## FANDOM

138 Pages

Consider a binary system on a circular orbit, consisting of stars of masses $M_0, M_1$. We shall assume that the star $M_0$ explodes suddenly and symmetrically (thus, receiving no "kick" due to the mass ejection) and its remaining mass is $M_f$. The following dynamics of the system are determined by the conservation of energy and angular momentum after the explosion. From energy conservation we get:

$\mu_f \frac{v_{i}^2}{2}-\frac{GM_1 M_f}{a_i}=-\frac{G M_1 M_f}{2 a_f}$

where $\mu_f=M_1 M_f/(M_1+M_f)$ is the reduced mass, $v_{i}$ is the stars' relative velocity and $a_i,a_f$ are the semi-major axis' before and after the explosion correspondingly. The L.H.S. is the gravitational + kinetic energy right after the explosion, and the R.H.S. is the Keplerian energy of the resulting orbit. From this equation we get that:$\frac{v_{i}^2}{2(M_1+M_f)}-\frac{G}{a_i}=-\frac{G}{2a_f}$

Plugging in $v_{i}^2=G(M_0+M_1)/a_i$ and defining $\chi=(M_0+M_1)/(M_f+M_1)=1+\Delta M/M_{tot,f}$ (where $\Delta M$ is the ejected mass and $M_{tot,f}$ is the total final mass of the two stars), we have:

$\frac{a_i}{a_f}=1-\frac{\Delta M}{M_{tot,f}}$.

From angular conservation, we have:

$\mu_f a_i v_{i}=\mu_f \sqrt{G(M_1+M_f)a_f(1-e^2)}$

where, again, the L.H.S. is the angular momentum right after the explosion and the R.H.S. is the Keplerian angular momentum of the resulting orbit. Squaring this equation and plugging in $\chi$ we get:

$1-e^2=\frac{a_i}{a_f} (1+\frac{\Delta M}{M_{tot,f}})$.

Using the ratio for the semi major axis in the energy equation, we get:

$1-e^2=1-\bigg( \frac{\Delta M}{M_{tot,f}} \bigg)^2$.
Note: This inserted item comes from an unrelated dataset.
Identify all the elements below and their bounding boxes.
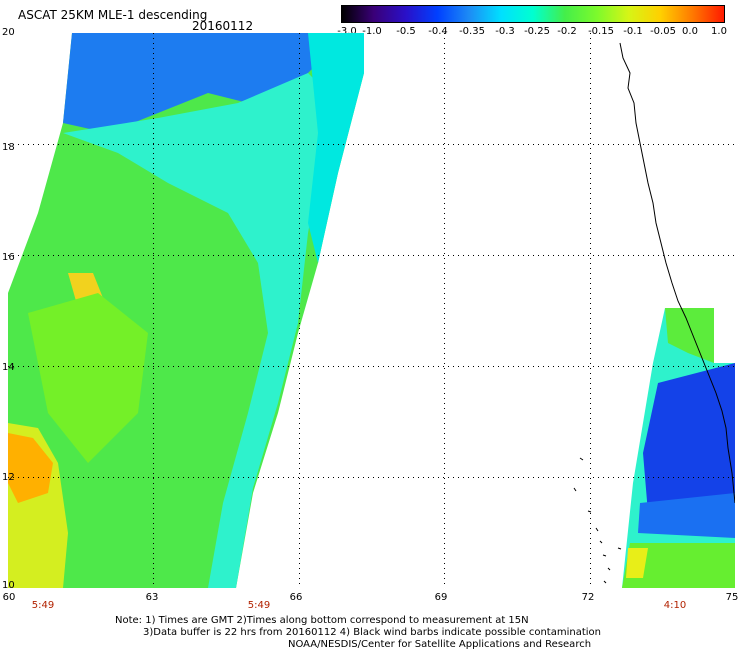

It follows that that for symmetrical explosions, the resulting eccentricity follows the simple relation: $e=\frac{\Delta M}{M_{tot,f}}$. In particular there is no bound orbit when $\Delta M > M_{tot,f}$, i.e when the system losses more than half its original mass (as shown in Maximum mass loss in a supernova that leaves a bound binary).